The Health and Social Care Information Centre (HSCIC) has come under heavy criticism for its delivery of the £40m GP Extraction Service (GPES), which it inherited from the NHS Information Centre in 2013. GPES was designed to ease QOF payments and allow clinical data to be extracted for analysis.
The costs of planning and implementing GPES was originally £14m but rose to £40m, with a further £5.5m of ‘write-offs and delay costs’, a report from the National Audit Office (NAO) has revealed.

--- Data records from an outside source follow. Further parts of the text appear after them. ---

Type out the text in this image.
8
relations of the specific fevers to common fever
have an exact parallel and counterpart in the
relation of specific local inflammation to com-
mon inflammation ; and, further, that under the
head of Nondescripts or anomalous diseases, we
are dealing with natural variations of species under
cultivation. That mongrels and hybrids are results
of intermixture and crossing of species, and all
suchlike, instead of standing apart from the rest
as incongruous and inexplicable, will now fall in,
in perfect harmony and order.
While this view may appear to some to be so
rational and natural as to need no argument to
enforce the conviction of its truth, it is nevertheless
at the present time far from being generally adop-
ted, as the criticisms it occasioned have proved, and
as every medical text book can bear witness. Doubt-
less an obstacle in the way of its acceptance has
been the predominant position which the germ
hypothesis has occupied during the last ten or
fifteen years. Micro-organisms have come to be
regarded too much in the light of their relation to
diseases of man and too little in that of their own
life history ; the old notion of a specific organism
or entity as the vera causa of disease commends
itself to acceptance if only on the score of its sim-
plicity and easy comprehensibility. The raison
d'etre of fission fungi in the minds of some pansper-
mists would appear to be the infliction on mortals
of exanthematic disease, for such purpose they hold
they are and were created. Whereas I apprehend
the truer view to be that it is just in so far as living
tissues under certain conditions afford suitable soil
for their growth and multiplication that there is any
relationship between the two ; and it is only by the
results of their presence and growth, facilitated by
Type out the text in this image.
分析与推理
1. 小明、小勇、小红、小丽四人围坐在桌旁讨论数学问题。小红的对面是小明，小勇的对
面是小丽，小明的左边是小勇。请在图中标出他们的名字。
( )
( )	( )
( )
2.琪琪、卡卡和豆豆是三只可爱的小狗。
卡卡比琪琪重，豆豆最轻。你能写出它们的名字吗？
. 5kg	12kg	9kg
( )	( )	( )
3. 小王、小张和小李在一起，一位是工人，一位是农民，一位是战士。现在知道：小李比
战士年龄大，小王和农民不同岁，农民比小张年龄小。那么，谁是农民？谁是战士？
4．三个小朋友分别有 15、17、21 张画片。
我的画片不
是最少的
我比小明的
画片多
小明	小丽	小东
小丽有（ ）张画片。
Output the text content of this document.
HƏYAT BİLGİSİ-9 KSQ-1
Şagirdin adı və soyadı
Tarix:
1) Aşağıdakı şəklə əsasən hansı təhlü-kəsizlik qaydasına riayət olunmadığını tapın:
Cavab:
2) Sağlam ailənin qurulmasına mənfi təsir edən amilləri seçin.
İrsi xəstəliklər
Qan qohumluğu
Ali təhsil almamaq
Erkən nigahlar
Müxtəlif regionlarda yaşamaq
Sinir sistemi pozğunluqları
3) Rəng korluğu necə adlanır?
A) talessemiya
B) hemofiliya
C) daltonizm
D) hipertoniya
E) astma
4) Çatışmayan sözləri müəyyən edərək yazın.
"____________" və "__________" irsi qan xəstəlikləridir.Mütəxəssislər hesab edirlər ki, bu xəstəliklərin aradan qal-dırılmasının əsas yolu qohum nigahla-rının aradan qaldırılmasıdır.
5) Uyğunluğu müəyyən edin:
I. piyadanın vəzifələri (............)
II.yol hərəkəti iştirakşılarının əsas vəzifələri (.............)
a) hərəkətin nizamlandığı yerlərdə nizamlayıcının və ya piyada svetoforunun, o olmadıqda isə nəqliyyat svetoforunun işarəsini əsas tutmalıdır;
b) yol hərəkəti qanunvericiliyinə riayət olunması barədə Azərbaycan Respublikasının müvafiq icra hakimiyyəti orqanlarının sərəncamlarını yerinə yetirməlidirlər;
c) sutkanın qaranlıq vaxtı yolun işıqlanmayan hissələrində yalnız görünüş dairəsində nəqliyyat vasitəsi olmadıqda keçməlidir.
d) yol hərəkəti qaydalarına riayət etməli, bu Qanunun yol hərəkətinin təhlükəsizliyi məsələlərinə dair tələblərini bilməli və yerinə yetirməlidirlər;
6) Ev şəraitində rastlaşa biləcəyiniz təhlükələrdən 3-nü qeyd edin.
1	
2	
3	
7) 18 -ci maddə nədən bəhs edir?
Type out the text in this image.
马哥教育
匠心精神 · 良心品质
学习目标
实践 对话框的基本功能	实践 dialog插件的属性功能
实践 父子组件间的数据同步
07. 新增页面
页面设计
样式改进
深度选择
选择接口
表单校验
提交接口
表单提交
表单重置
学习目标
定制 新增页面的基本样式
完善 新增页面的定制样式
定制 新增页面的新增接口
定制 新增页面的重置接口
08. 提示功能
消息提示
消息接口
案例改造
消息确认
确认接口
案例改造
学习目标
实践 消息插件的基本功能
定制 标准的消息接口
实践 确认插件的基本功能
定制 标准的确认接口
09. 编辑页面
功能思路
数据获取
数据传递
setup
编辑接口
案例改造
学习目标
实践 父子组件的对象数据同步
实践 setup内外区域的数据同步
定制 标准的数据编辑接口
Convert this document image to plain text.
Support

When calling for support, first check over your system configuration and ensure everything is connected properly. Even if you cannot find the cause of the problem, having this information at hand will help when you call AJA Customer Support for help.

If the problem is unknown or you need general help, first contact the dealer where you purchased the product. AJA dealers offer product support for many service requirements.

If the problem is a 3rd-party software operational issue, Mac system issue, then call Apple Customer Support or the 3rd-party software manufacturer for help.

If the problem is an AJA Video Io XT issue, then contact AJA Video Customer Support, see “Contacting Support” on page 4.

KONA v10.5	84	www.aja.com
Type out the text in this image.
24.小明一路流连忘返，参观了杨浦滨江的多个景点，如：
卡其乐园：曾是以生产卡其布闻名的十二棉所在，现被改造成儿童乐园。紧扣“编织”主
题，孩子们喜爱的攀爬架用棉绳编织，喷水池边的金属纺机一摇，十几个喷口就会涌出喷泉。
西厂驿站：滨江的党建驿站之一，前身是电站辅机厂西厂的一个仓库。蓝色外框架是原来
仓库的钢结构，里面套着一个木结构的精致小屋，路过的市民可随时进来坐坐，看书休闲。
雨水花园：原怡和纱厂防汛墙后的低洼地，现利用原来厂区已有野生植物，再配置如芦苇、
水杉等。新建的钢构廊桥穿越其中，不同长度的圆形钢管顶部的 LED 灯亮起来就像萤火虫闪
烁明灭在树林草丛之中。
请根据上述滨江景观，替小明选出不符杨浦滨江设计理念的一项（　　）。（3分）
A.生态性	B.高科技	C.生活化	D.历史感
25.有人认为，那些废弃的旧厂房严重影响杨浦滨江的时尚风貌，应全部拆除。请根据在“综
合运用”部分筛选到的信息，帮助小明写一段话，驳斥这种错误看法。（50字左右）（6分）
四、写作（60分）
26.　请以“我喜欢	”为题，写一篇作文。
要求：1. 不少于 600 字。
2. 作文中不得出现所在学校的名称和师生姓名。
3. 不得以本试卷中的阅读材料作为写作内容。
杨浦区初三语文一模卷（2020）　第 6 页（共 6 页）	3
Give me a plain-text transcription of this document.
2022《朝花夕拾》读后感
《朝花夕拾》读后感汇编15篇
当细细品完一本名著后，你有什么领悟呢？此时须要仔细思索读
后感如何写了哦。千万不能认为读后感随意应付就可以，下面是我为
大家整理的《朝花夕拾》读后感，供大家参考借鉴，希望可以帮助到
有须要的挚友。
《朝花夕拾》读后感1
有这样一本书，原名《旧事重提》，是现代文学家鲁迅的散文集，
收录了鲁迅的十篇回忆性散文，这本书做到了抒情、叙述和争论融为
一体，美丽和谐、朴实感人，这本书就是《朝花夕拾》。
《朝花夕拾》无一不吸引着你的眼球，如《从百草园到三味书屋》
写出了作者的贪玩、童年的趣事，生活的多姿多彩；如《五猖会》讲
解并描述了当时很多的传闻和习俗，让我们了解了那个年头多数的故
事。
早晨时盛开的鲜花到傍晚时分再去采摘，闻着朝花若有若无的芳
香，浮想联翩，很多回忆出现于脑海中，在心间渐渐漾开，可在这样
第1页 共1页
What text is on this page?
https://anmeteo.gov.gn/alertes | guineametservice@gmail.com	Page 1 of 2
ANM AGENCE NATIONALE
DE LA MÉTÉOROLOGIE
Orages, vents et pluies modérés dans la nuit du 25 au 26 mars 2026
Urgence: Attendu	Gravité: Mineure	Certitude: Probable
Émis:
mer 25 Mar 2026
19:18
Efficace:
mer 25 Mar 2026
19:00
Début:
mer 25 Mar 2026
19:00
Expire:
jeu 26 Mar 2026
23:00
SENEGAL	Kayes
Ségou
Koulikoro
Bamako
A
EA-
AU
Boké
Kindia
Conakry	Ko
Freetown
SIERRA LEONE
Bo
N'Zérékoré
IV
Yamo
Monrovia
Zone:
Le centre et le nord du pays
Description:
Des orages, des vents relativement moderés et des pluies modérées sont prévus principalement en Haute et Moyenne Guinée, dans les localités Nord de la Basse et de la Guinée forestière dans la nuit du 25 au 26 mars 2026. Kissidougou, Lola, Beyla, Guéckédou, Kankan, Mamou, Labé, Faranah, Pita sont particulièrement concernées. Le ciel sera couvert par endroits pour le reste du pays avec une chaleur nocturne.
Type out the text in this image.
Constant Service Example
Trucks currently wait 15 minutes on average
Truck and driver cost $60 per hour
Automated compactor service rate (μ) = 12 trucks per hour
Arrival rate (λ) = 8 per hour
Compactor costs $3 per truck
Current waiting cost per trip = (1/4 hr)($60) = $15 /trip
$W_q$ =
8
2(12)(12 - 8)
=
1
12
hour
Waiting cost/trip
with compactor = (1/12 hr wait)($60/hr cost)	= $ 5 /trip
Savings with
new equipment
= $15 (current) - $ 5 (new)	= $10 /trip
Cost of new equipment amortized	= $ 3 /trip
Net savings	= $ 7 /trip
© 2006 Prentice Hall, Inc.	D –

The system was intended to allow health organisations such as NICE and the MHRA to request information, but so far only NHS England has received data, the report says.
GPES was meant to be in place by 2010 but was significantly delayed, only coming into use in April last year.
More expenditure will be needed to ‘improve or replace’ the service, the NAO said.
Unacceptable flaws
‘It’s yet another example of how big IT projects are not only challenging, but don’t deliver what they’re expected to deliver,’ Dr Richard Vautrey, deputy chairman of the GPC, told GPonline.
‘Practices are still having to add things on a manual basis and this is unacceptable. It’s adding extra work to overworked practice managers.’
A statement from HSCIC says that the procurement and design of GPES, which took place before HSCIC was set up, ‘was not good enough’.
HSCIC said its first priority to improve the system was to facilitate QOF payments last April, which were delayed due to data collection problems.
It now has a new team of technical experts in place to ‘stabilise the service’.